47 Kimileri "Allah'a ve peygamberine inandık ve itaat ettik" diyorlar. Sonra bazıları yan çiziyorlar. Bunlar inanmış değillerdir.
48 Onlardan kimileri, aralarında karar vermesi için Allah'a ve Resulü'ne çağrılınca burun kıvırıyorlar.
49 Durum kendi lehlerine ise kabul ediyorlar.
50 Kalplerinde hastalık mı var bunların? Yoksa kuşkuya mı kapıldılar? Yahut Allah ve elçisinin kendilerine haksızlık edeceğinden mi korkuyorlar? Hayır, bunlar zâlimlerin ta kendileridir.
51 Aralarında karar vermesi için Allah'a ve peygamberine çağrıldıkları zaman iman edenlerin / güvenenlerin sözü ancak, "işittik ve itaat ettik" demeleridir. İşte bunlardır kurtuluşa erenler.
52 Kim Allah'a ve peygamberine itaat eder, Allah'a karşı korku ve titreme içinde olur ve O'nun bilinciyle yaşarsa zafer işte onların olacaktır.
53 O münâfıklar / infâk etmeyenler, emrettiğin takdirde hiç tereddüt etmeden savaşa çıkacaklarına dair var güçleriyle Allah'a yemin ettiler. Onlara söyle: "Yemin edip durmayın. İtaatinizin ne olduğu herkesin malumu. Allah bütün yaptıklarınızdan kesinlikle haberdardır."
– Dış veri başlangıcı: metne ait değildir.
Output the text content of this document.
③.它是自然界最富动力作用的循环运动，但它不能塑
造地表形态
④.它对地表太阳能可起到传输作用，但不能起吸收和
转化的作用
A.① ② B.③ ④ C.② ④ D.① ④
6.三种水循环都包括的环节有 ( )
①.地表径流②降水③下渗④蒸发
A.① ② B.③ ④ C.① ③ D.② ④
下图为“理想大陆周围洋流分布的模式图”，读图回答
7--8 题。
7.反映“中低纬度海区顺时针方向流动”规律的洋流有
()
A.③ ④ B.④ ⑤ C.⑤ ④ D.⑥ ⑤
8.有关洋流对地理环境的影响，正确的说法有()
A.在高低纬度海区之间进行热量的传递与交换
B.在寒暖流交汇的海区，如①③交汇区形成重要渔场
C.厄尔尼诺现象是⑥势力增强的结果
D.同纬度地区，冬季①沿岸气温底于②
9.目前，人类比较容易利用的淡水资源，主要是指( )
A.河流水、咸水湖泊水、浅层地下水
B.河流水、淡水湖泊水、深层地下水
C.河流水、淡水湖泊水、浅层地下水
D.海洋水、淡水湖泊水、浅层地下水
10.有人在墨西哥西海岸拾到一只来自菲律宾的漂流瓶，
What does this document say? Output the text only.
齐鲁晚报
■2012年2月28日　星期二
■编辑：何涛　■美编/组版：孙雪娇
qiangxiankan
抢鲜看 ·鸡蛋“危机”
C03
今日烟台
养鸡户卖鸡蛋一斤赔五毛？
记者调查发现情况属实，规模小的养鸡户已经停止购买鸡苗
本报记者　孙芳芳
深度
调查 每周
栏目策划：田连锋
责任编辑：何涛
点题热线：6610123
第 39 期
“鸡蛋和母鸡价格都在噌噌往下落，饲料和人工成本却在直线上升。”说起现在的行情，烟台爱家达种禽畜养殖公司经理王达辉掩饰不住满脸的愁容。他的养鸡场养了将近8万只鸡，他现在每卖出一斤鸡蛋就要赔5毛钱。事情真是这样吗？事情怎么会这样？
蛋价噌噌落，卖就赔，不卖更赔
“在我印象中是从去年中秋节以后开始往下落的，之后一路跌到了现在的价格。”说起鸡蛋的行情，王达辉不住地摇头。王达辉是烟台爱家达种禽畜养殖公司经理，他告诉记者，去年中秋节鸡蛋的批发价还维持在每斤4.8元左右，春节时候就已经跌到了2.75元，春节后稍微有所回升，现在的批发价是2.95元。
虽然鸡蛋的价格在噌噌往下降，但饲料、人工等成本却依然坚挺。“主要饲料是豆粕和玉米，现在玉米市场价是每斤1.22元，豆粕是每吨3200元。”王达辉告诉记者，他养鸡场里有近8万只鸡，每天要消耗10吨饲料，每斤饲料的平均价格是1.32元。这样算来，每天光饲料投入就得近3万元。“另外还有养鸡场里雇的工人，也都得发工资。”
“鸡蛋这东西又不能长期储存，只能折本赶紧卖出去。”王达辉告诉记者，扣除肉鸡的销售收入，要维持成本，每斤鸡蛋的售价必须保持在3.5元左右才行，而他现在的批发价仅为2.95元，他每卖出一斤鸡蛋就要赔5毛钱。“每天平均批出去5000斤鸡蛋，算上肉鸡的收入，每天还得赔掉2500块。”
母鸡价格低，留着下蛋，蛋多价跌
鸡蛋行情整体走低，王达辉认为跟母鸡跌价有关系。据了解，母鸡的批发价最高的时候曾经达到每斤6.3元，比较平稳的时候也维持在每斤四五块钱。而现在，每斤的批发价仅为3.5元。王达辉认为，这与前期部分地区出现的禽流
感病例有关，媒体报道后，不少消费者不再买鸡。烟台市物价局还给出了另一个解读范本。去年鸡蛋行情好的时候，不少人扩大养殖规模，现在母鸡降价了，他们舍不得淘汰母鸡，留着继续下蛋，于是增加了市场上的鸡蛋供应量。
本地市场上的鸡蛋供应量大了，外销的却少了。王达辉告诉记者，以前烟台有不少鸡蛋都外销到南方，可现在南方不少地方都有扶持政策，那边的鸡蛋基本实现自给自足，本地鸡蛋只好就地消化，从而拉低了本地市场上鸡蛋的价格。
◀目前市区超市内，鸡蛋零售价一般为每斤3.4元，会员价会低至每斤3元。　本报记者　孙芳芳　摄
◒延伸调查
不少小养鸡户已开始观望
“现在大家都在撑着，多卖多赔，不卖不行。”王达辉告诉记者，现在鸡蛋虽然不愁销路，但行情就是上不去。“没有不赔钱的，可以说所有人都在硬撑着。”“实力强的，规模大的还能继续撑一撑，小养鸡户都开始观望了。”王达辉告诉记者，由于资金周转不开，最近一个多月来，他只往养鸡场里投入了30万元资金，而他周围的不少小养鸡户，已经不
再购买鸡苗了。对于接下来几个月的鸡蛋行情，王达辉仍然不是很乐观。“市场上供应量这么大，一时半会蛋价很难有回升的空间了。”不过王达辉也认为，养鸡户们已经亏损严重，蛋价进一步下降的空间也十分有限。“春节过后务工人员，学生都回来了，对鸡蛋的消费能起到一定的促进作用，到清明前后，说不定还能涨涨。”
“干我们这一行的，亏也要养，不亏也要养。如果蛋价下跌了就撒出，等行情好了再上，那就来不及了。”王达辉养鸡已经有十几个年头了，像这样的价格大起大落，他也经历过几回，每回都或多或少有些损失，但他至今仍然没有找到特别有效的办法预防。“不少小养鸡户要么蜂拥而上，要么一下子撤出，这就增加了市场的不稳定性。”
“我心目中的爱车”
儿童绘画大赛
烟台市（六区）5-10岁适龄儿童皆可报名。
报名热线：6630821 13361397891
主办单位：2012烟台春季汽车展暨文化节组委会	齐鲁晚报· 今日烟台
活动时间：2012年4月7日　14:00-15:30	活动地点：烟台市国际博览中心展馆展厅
54 Söyle onlara: "Allah'a itaat edin, peygambere itaat edin." Eğer itaat etmezseniz, ona düşen kendi sorumluluğunu yerine getirmek, size düşen de kendi sorumluluğunuzun gereğini yapmaktır. Eğer ona itaat ederseniz doğru yolda yürümüş olursunuz. Peygamberin görevi açıkça duyurup iletmekten başka bir şey değildir.
55 Allah söz veriyor: İman edip iyilik, güzellik, doğruluk için çalışanlar, önceki çağlarda örneği görüldüğü gibi yeryüzünün halifeliğine gelecek. Onlar için razı olunan din güçlenecek, korku, yerini güvene bırakacak. Çünkü onlar, bana ortak koşmayanlar, yalnızca benim için çalışıp bana ibadet edenlerdir. Artık bundan sonra kim kâfirlik ederse işte onlar yoldan çıkmışların ta kendileridir.
56 Öyleyse destekleşmeyi / dayanışmayı ayağa kaldırın, ihtiyaçtan fazlasını vererek arının ve peygambere itaat edin ki üzerinize sevgi ve merhamet yağsın.
57 Sakın o kâfirlerin yeryüzünde karşı konulmaz bir güce sahip olduklarını sanma. Onların varacakları yer ateştir. Ne berbat bir yerdir orası..!
58 Ey iman edenler! Ellerinizin altında bulunanlar ve henüz ergenlik çağına girmemiş olan çocuklarınız şu üç vakitte yanınıza izin isteyerek girsinler: Sabah namazından önce, öğle sıcağında elbisenizi çıkardığınız sırada ve yatsı namazından sonra... Bunlar uygunsuz vaziyette olabileceğiniz vakitlerdir. Bunların dışında birbirinizin yanına girip çıkmanızda sizin için de onlar için de bir sakınca yoktur. Allah size ayetlerini işte böyle açıklıyor. Allah her şeyi bilir, çok bilgedir.
59 Aranızdaki çocuklar ergenlik çağına girdiği zaman, öteki yetişkinlerin yaptığı gibi izin istesinler. Allah size ayetlerini işte böyle açıklıyor. Allah her şeyi bilir, çok bilgedir.
60 Evlenme arzusu kalmamış yaşlı kadınların, açılıp saçılarak dikkat çekmek niyetleri olmamak şartıyla, örtünmeden dışarı çıkmalarında bir sakınca yoktur. Ama sakınmaları kendileri için daha hayırlı olur. Allah her şeyi duyuyor, her şeyi biliyor.